DIRECTV subscribers were hit hard by another blackout, this time with ABC, NBC, CBS, and FOX affiliates owned by Tegna.
Meanwhile, there’s more indication of cable TV’s struggles, along with some tough numbers to swallow for ESPN and the MLB Network.
As always, there was a lot going on in the world of cord cutting. But that’s why The Recap exists, to catch you up on the biggest stories and why you should care about them.
Here’s what you need to know from this past week.
DIRECTV Blackout, the Sequel
Programming disputes that lead to blackouts are popping up with increasing frequencies, with DIRECTV again dealing with a blackout of local broadcast channels. Less than three months after settling its dispute with Nexstar and bringing back its local affiliates, it failed to reach an agreement with Tegna.

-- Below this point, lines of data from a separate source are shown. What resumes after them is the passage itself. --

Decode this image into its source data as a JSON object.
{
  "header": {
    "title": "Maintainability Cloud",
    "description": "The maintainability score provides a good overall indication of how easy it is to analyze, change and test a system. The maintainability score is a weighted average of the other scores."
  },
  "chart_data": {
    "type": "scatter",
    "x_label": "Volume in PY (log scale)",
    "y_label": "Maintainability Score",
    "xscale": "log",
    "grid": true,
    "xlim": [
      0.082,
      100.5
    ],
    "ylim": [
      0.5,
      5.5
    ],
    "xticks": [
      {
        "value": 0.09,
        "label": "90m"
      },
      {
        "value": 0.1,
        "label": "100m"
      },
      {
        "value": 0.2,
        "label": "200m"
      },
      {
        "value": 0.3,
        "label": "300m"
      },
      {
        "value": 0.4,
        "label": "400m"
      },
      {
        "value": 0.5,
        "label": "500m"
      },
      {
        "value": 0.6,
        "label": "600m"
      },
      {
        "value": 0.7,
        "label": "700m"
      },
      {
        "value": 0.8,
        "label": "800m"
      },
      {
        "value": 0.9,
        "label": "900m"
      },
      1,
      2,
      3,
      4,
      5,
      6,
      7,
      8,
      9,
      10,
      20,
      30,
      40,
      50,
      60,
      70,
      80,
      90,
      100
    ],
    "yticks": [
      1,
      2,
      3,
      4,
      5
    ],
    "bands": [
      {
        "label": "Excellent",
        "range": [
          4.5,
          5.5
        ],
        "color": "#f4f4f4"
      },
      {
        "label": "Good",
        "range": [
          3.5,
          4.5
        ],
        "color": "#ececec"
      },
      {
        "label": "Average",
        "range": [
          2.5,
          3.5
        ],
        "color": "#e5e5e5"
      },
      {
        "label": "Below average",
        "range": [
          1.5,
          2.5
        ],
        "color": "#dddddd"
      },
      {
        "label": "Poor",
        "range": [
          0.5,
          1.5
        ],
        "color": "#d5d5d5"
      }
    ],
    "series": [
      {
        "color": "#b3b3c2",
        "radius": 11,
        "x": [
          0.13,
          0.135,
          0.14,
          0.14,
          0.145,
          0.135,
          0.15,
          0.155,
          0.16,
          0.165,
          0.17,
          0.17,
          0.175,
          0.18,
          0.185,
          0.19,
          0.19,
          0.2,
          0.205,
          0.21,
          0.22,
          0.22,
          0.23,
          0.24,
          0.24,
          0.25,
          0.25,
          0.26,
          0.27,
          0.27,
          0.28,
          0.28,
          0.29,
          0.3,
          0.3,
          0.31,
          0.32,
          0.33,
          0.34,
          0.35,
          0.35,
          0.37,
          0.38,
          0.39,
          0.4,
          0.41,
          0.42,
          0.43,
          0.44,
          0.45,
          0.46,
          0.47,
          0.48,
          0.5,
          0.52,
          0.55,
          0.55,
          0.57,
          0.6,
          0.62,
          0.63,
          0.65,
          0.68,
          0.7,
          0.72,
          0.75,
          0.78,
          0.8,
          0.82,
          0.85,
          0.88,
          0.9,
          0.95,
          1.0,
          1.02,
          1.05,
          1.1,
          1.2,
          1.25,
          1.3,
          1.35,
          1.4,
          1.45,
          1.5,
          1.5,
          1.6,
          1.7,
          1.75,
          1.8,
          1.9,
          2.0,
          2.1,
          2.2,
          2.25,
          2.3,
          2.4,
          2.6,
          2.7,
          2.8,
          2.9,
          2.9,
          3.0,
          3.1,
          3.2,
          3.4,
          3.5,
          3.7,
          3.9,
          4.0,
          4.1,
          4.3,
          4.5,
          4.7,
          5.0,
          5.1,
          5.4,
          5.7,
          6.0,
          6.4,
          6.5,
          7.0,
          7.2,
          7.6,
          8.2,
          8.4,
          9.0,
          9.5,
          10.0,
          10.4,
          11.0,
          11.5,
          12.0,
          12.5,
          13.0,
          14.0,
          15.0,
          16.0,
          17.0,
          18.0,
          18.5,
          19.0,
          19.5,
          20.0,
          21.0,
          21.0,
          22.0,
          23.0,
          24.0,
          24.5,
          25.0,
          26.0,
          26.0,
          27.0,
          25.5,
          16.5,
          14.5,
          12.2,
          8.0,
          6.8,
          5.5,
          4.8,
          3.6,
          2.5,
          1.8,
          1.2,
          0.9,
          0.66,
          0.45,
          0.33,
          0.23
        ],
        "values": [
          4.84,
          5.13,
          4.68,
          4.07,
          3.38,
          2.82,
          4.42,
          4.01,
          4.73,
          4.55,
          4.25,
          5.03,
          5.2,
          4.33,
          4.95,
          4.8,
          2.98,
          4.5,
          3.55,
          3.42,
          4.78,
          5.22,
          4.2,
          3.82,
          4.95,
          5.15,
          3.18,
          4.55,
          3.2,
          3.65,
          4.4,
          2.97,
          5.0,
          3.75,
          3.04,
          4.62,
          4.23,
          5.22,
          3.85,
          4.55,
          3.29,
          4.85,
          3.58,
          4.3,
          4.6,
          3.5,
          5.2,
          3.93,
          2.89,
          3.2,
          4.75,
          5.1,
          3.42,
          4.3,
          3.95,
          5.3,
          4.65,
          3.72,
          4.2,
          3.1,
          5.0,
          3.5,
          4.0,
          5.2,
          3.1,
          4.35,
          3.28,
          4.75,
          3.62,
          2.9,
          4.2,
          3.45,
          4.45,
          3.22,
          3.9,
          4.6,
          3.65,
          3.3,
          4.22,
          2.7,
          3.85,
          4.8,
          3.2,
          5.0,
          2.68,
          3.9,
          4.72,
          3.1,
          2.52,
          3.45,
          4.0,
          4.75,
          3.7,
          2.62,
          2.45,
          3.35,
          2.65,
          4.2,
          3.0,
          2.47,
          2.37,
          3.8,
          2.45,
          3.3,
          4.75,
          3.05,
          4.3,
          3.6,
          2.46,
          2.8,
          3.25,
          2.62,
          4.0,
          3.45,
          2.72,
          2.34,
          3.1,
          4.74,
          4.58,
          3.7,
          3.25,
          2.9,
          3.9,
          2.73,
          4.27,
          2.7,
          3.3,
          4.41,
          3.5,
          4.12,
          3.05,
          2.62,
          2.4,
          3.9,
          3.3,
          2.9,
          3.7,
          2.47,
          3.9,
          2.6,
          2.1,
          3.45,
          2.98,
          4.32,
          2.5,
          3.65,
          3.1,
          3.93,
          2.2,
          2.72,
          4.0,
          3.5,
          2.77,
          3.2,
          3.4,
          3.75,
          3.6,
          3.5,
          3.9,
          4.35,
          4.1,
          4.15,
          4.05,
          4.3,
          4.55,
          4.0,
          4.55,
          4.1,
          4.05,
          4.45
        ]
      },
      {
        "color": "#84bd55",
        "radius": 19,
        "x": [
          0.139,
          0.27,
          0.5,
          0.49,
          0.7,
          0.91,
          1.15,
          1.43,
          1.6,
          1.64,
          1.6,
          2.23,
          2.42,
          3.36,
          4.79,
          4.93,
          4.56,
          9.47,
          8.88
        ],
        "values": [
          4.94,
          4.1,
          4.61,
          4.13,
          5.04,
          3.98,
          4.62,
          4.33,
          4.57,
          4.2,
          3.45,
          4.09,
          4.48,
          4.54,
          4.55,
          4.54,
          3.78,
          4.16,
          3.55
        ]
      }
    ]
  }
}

Tegna is a much smaller player than Nexstar, but the dispute still meant 64 stations around the country – typically in smaller or mid-sized markets, went dark. That’s bad news for folks looking to watch the array of college football and NFL games this weekend.
The two sides seem far apart, according to DIRECTV Chief Content Officer Rob Thun. Another wrinkle was DIRECTV’s offer for Tegna to sell local channels a la carte, something the broadcast owner rejected.
The last dispute lasted two and a half months. We’ll see how long this one lasts.
Subscriber Defections at Sports Cable Networks
It’s not a secret that cord cutting is hitting the networks hard. But thanks to Nielsen, we have some data on just how hard.
ESPN, one of the top-rated cable networks, lost 4 million subscribers in the last year, according to a report from Nielsen and published by SportsTVRatings. The MLB Network, meanwhile, lost 11 million, or more than a quarter of its subscribers. FS1 lost more than 3 million, BTN lost more than 2 million, and TNT lost more than 4 million.
It’s no surprise regional sports networks are crumbling and many sports teams are looking to bring their games back to local channels.
Cable TV Expected to Hit New Low
Speaking of cable’s decline. A new study from GlobalData projects that pay TV could hit a new low by 2028, with just a third of U.S. households subscribing to a cable or satellite TV service. The number of pay TV subscriptions should fall below 50% by 2025.
The numbers offer a stark illustration of how much of an impact cord cutters and cord nevers – people who never bothered to sign up for cable TV in the first place – are having on the industry.
It’s happening quicker than you think. By the end of the year, the number of cord cutters could surpass the number of viewers of cable and satellite TV, according to Insider Intelligence.
What’s a Super Bundle?
Get ready to hear the term “super bundle” a lot more. That’s the concept that you’ll start working with one company to manage and pay for all of your different subscriptions? Sound ludicrous? Verizon’s already doing it with its +Play store, which offers everything from Peloton to Apple One services.
The other wireless players and cable companies, which already have your payment information, are racing to offer similar services. You already see it with Amazon, which is trying to be the one-stop shop for streaming services with its Prime Channels program, which lets you subscribe to Max, Paramount+, and Crunchyroll, among other different services, and pay for it through Amazon.
FCC Wants to Speed Up Fiber Buildout
The Federal Communications Commission plans to hold a vote on rules about attaching equipment on poles. This seemingly simple procedural issue could actually clear some red tape and allow telecom companies to roll out fiber lines faster, giving more people access to higher broadband speeds.
Talking about broadband deployment is easy, but it’s often these seemingly small issues like access to a pole – and clearing up disagreements like who should pay for the attachments to the pole – that make a big difference in how quickly these networks are actually deployed.